Auf dem falschen Gleis

 

Von Wolfgang Molitor

 

Wieder einmal sind die Reisenden die Dummen. Der erste große Streikschritt der Gewerkschaft Deutscher Lokführer (GDL) in diesem Jahr trifft einen Großteil der Fernverbindungen und Zigtausende von Urlaubern und Pendlern, die auf eine (halbwegs) pünktliche und zuverlässige Fahrt nach Hause oder zum Arbeitsplatz angewiesen sind. Notpläne bleiben eben Notpläne und können nicht mehr sein, als den Frust der Fahrgäste in wenigen Fällen zu dämpfen. Das macht jeden Bahn-Streik ein Stück weit über das ärgerliche Maß hinaus schmutzig und maßlos.

 

Die GDL spielt die Rolle als Bahn-Buhmann so gekonnt wie aggressiv. Denn sie kämpft nicht nur für ihre Mitglieder, sondern vor allem für sich selbst. Ihre Hauptstoßrichtung zielt gegen die Konkurrenz der größeren, von der Deutschen Bahn als Tarifpartner favorisierten und kompromissbereiteren Eisenbahn- und Verkehrsgewerkschaft (EVG) - die hatte 2020 einem Sanierungstarifvertrag zugestimmt und orientiert sich auch jetzt an dem "Notlagentarifvertrag“ der Flughäfen, der mit einer Vertragslaufzeit von 40 Monaten eine Erhöhung von 3,2 Prozent auf einen längeren Zeitraum und spätere Stufenzeitpunkte vorsieht.

 

GDL will 3,2 Prozent sofort

 

Das macht die GDL nicht mit. Sie will 3,2 Prozent sofort und dazu 600 Euro Corona-Prämie. Damit kommt sie bei den Bahn-Beschäftigten gut an. Die GDL mag nach eigenen Angaben 80 Prozent der Lokführer und 40 Prozent der Zugbegleiter vertreten. Sie bemüht sich aber seit längerem nicht ohne zählbaren Erfolg, auch bei den Fahrdienstleistern, an Bahnhöfen und in Werkstätten der Bahn um eine größere Basis.

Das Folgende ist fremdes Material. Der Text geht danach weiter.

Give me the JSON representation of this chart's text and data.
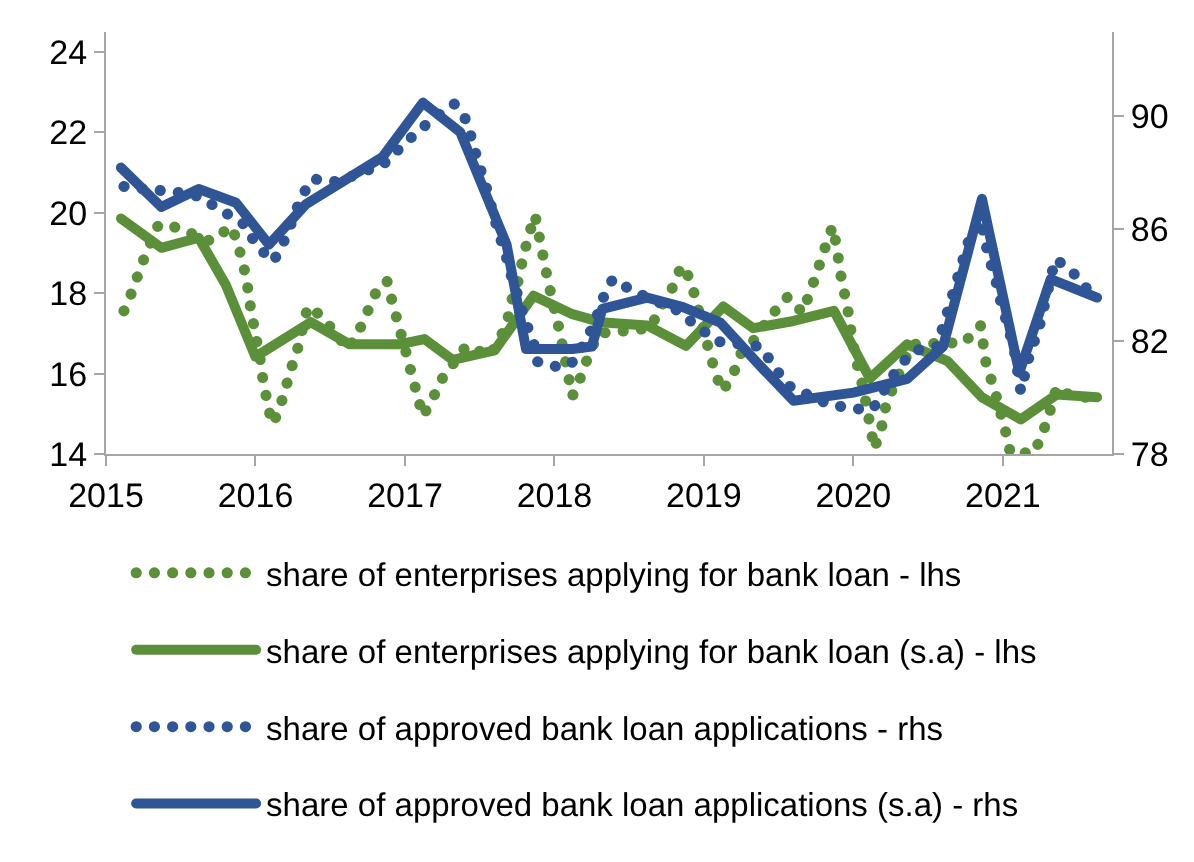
{
  "chart_data": {
    "type": "line",
    "xlim": [
      2015,
      2021.73
    ],
    "xticks": [
      2015,
      2016,
      2017,
      2018,
      2019,
      2020,
      2021
    ],
    "ylim": [
      14,
      24.5
    ],
    "yticks": [
      14,
      16,
      18,
      20,
      22,
      24
    ],
    "y2lim": [
      78,
      93
    ],
    "y2ticks": [
      78,
      82,
      86,
      90
    ],
    "legend": "bottom",
    "series": [
      {
        "name": "share of enterprises applying for bank loan - lhs",
        "color": "#5b8f3a",
        "line_style": "dotted",
        "x": [
          2015.12,
          2015.18,
          2015.23,
          2015.29,
          2015.35,
          2015.45,
          2015.7,
          2015.84,
          2015.88,
          2015.92,
          2015.95,
          2015.97,
          2016.0,
          2016.03,
          2016.05,
          2016.08,
          2016.11,
          2016.14,
          2016.19,
          2016.23,
          2016.28,
          2016.35,
          2016.44,
          2016.62,
          2016.7,
          2016.76,
          2016.82,
          2016.88,
          2016.92,
          2016.96,
          2017.0,
          2017.04,
          2017.08,
          2017.12,
          2017.18,
          2017.25,
          2017.41,
          2017.57,
          2017.68,
          2017.71,
          2017.76,
          2017.79,
          2017.83,
          2017.87,
          2017.9,
          2017.93,
          2017.96,
          2018.03,
          2018.09,
          2018.12,
          2018.18,
          2018.24,
          2018.3,
          2018.64,
          2018.71,
          2018.79,
          2018.85,
          2018.91,
          2018.95,
          2019.03,
          2019.07,
          2019.12,
          2019.19,
          2019.24,
          2019.33,
          2019.43,
          2019.56,
          2019.66,
          2019.71,
          2019.76,
          2019.81,
          2019.86,
          2019.89,
          2019.91,
          2019.94,
          2019.97,
          2019.99,
          2020.02,
          2020.06,
          2020.09,
          2020.14,
          2020.19,
          2020.22,
          2020.39,
          2020.74,
          2020.85,
          2020.89,
          2020.94,
          2021.02,
          2021.05,
          2021.21,
          2021.27,
          2021.32,
          2021.36,
          2021.46,
          2021.55,
          2021.63
        ],
        "values": [
          17.56,
          18.09,
          18.63,
          19.19,
          19.7,
          19.66,
          19.3,
          19.66,
          19.25,
          18.69,
          18.1,
          17.56,
          16.97,
          16.4,
          15.84,
          15.28,
          14.75,
          14.94,
          15.47,
          16.03,
          16.59,
          17.67,
          17.44,
          16.61,
          17.13,
          17.63,
          18.14,
          18.3,
          17.72,
          17.17,
          16.63,
          16.06,
          15.5,
          14.94,
          15.34,
          15.88,
          16.69,
          16.45,
          17.2,
          17.78,
          18.33,
          18.89,
          19.47,
          19.94,
          19.38,
          18.81,
          18.25,
          17.13,
          16.0,
          15.44,
          15.95,
          16.58,
          17.0,
          17.13,
          17.63,
          18.14,
          18.69,
          18.34,
          17.78,
          16.63,
          16.11,
          15.56,
          15.91,
          16.47,
          16.81,
          17.36,
          17.91,
          17.52,
          18.03,
          18.56,
          19.13,
          19.66,
          19.13,
          18.56,
          18.0,
          17.44,
          16.89,
          16.31,
          15.72,
          15.16,
          14.13,
          14.69,
          15.25,
          16.73,
          16.77,
          17.2,
          16.19,
          15.66,
          14.53,
          14.03,
          14.03,
          14.56,
          15.13,
          15.66,
          15.44,
          15.41,
          15.41
        ]
      },
      {
        "name": "share of enterprises applying for bank loan (s.a) - lhs",
        "color": "#5b8f3a",
        "line_style": "solid",
        "x": [
          2015.1,
          2015.37,
          2015.62,
          2015.8,
          2016.0,
          2016.37,
          2016.63,
          2016.96,
          2017.13,
          2017.32,
          2017.6,
          2017.86,
          2018.12,
          2018.31,
          2018.62,
          2018.88,
          2019.13,
          2019.33,
          2019.6,
          2019.87,
          2020.11,
          2020.36,
          2020.63,
          2020.86,
          2021.12,
          2021.36,
          2021.63
        ],
        "values": [
          19.86,
          19.13,
          19.38,
          18.22,
          16.42,
          17.28,
          16.73,
          16.73,
          16.86,
          16.34,
          16.58,
          17.94,
          17.48,
          17.28,
          17.2,
          16.69,
          17.67,
          17.13,
          17.31,
          17.56,
          15.88,
          16.73,
          16.31,
          15.41,
          14.86,
          15.48,
          15.41
        ]
      },
      {
        "name": "share of approved bank loan applications - rhs",
        "color": "#2f5597",
        "line_style": "dotted",
        "axis": "y2",
        "x": [
          2015.12,
          2015.29,
          2015.45,
          2015.62,
          2015.94,
          2016.0,
          2016.12,
          2016.19,
          2016.25,
          2016.3,
          2016.38,
          2016.56,
          2016.7,
          2016.85,
          2016.96,
          2017.08,
          2017.2,
          2017.33,
          2017.4,
          2017.45,
          2017.49,
          2017.54,
          2017.58,
          2017.62,
          2017.67,
          2017.71,
          2017.76,
          2017.8,
          2017.86,
          2017.88,
          2018.04,
          2018.13,
          2018.16,
          2018.22,
          2018.28,
          2018.33,
          2018.39,
          2018.53,
          2018.82,
          2018.95,
          2019.09,
          2019.38,
          2019.47,
          2019.56,
          2019.83,
          2020.0,
          2020.13,
          2020.29,
          2020.4,
          2020.56,
          2020.77,
          2020.85,
          2020.9,
          2020.95,
          2020.99,
          2021.04,
          2021.08,
          2021.12,
          2021.18,
          2021.24,
          2021.28,
          2021.35,
          2021.45,
          2021.56,
          2021.63
        ],
        "values": [
          87.51,
          87.4,
          87.33,
          87.16,
          86.11,
          85.44,
          84.84,
          85.56,
          86.33,
          87.07,
          87.78,
          87.67,
          88.0,
          88.27,
          88.84,
          89.44,
          89.96,
          90.44,
          89.96,
          89.16,
          88.36,
          87.56,
          86.76,
          85.96,
          85.16,
          84.36,
          83.56,
          82.78,
          82.0,
          81.29,
          81.07,
          81.29,
          81.6,
          82.11,
          82.84,
          83.6,
          84.22,
          83.78,
          83.11,
          82.56,
          82.0,
          81.82,
          81.11,
          80.44,
          79.78,
          79.6,
          79.6,
          81.0,
          81.67,
          81.82,
          85.56,
          86.33,
          85.11,
          84.22,
          83.33,
          82.44,
          81.56,
          80.22,
          81.56,
          82.44,
          83.33,
          84.93,
          84.56,
          83.89,
          83.56
        ]
      },
      {
        "name": "share of approved bank loan applications (s.a) - rhs",
        "color": "#2f5597",
        "line_style": "solid",
        "axis": "y2",
        "x": [
          2015.1,
          2015.37,
          2015.62,
          2015.87,
          2016.09,
          2016.34,
          2016.85,
          2017.12,
          2017.37,
          2017.68,
          2017.81,
          2018.12,
          2018.25,
          2018.32,
          2018.62,
          2018.86,
          2019.11,
          2019.38,
          2019.6,
          2020.0,
          2020.36,
          2020.6,
          2020.86,
          2021.11,
          2021.32,
          2021.63
        ],
        "values": [
          88.18,
          86.78,
          87.42,
          86.93,
          85.44,
          86.89,
          88.56,
          90.49,
          89.44,
          85.44,
          81.73,
          81.73,
          81.82,
          83.16,
          83.56,
          83.22,
          82.67,
          81.11,
          79.89,
          80.18,
          80.67,
          81.82,
          87.07,
          80.89,
          84.22,
          83.56
        ]
      }
    ]
  }
}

Dass diese Kampagne - angestachelt durch das von SPD und Union durchgesetzte Tarifeinheitsgesetz, wonach in jedem Betrieb nur noch der Tarifvertrag jener Gewerkschaft gelten soll, die dort mehr Mitglieder hat - auf dem Rücken vieler Bahn-Kunden ausgetragen wird, schert die GDL wenig und gibt ihr im Kampf um mehr Geld wieder einmal ein hässliches Gesicht.

 

Dabei liegt der Schwarze Peter nicht nur bei den Lokführern. Der Staatskonzern mag wie viele Unternehmen von der Coronakrise hart getroffen sein. Doch das ist es nicht allein. Schon seit langem steht der weltweit 330.000 Mitarbeiter große Bahn-Riese auf tönernen Füßen. An den mehr als 30 Milliarden Euro Schulden und Milliardenverlusten ist nicht Corona schuld. Dass jetzt gerade jene, die auch in den Pandemiezeiten den Betrieb sichern, für falsche Strategien ihren Kopf hinhalten sollen, sorgt unter ihnen zurecht für Ärger.

 

Zuviel Geschirr zerschlagen

 

In den vergangenen Jahren ist zuviel Geschirr zwischen GDL und Konzernleitung zerschlagen worden, als dass mit einer schnellen Einigung zu rechnen ist. So starr die Bahn-Spitze agiert, so rücksichtslos spielt die GDL ihre Bahnkarte. Da fahren zwei Loks aufeinander zu. Wer zuerst die Notbremse zieht, ist ungewiss. Die Kunden spielen in diesem Machtkampf nur eine nachgeordnete Runde. Noch ist das Konzernziel in Beton gegossen, wonach die GDL nicht mehr herausholen darf als die EVG, die in allen Aufsichtsräten mit am Tisch sitzt.

 

Dass sich vor allem die Bahn wird bewegen müssen, scheint in dieser Lage sinnhaft. Schließlich hat die GDL bereits mit den größten DB-Mitbewerbern Tarifverträge abgeschlossen, die wie gefordert eine Coronaprämie und eine Lohnerhöhung noch in diesem Jahr beinhaltet. Dabei steckt auch die DB-Konkurrenz in der Pandemiekrise. Ihnen ist der Betriebsfrieden aber offensichtlich wichtiger als dem Staatskonzern. Und die Zufriedenheit ihrer Kunden wohl auch.